The Netherlands has also displayed intransigence over the euro crisis. The finance minister, Jan Kees de Jager, followed up an initial reticence over participation in EU support funds with demands concerning IMF involvement, the imposition of tough austerity measures and an insistence on ‘PSI' (private sector involvement) that resulted in a drastic haircut for investors in Greek banks. De Jager defended outspoken comments about Greek elections in spring 2012 by remarking, ‘I am Dutch, so I may be blunt'.
This Dutch lack of subtlety came at a price. Commentators across Europe experienced Schadenfreude in March 2012 when it became apparent that the Dutch austerity package had been insufficient to bring the budget deficit below the Eurozone's 3% limit.
The roots of this outspoken questioning of the EU go back to the 1990s, when the broad political consensus about European integration began to fall apart. The Socialist Party was the first to distance itself from the project, before successive governments argued that the Netherlands was contributing too much to the EU budget. Brussels became a scapegoat whenever things went wrong. Populists like Pim Fortuyn folded EU issues into attacks on the political elite, building on a sense of unease among many about the direction society had taken, alienation from traditional political parties and alarm over the impact of immigration on large cities.
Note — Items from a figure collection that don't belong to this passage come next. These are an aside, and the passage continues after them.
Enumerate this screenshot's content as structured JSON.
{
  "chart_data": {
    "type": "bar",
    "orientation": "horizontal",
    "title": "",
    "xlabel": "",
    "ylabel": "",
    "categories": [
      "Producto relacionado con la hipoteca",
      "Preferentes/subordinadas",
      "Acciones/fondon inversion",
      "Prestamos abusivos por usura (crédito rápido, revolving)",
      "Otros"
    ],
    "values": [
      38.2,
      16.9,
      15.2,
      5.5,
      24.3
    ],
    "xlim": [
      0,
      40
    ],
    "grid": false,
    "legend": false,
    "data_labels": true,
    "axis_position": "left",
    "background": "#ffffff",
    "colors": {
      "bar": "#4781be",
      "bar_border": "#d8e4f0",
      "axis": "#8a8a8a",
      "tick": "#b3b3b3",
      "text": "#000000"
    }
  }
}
The veto of the Constitutional Treaty in 2005 is often portrayed as a watershed in the Dutch EU debate. Up to that point a large majority of the Dutch parliament had been strongly in favour of European integration (underlined by the broad parliamentary support for the vetoed Constitutional Treaty), but they had underestimated changes in the popular mood. Paradoxically the EU barely played a role in debates ahead of the referendum. Even elections to the European Parliament were dominated by national issues.
Strengthening sovereignty or strengthening integration?
The outspoken Dutch positions, however, need not be seen as eurosceptic. The (formerly pan-EU) ‘permissive consensus' towards European integration has been replaced by a more pragmatic attitude. Such pragmatism has a long history. Post-war Dutch support for integration was partly based on a fear that France and Germany might mutually lower trade barriers or agree on trade relations with the United States while ignoring Dutch interests. There has also been a strong understanding that the open Dutch economy benefits from free access to Europe's markets (approximately 80% of Dutch exports go to the EU).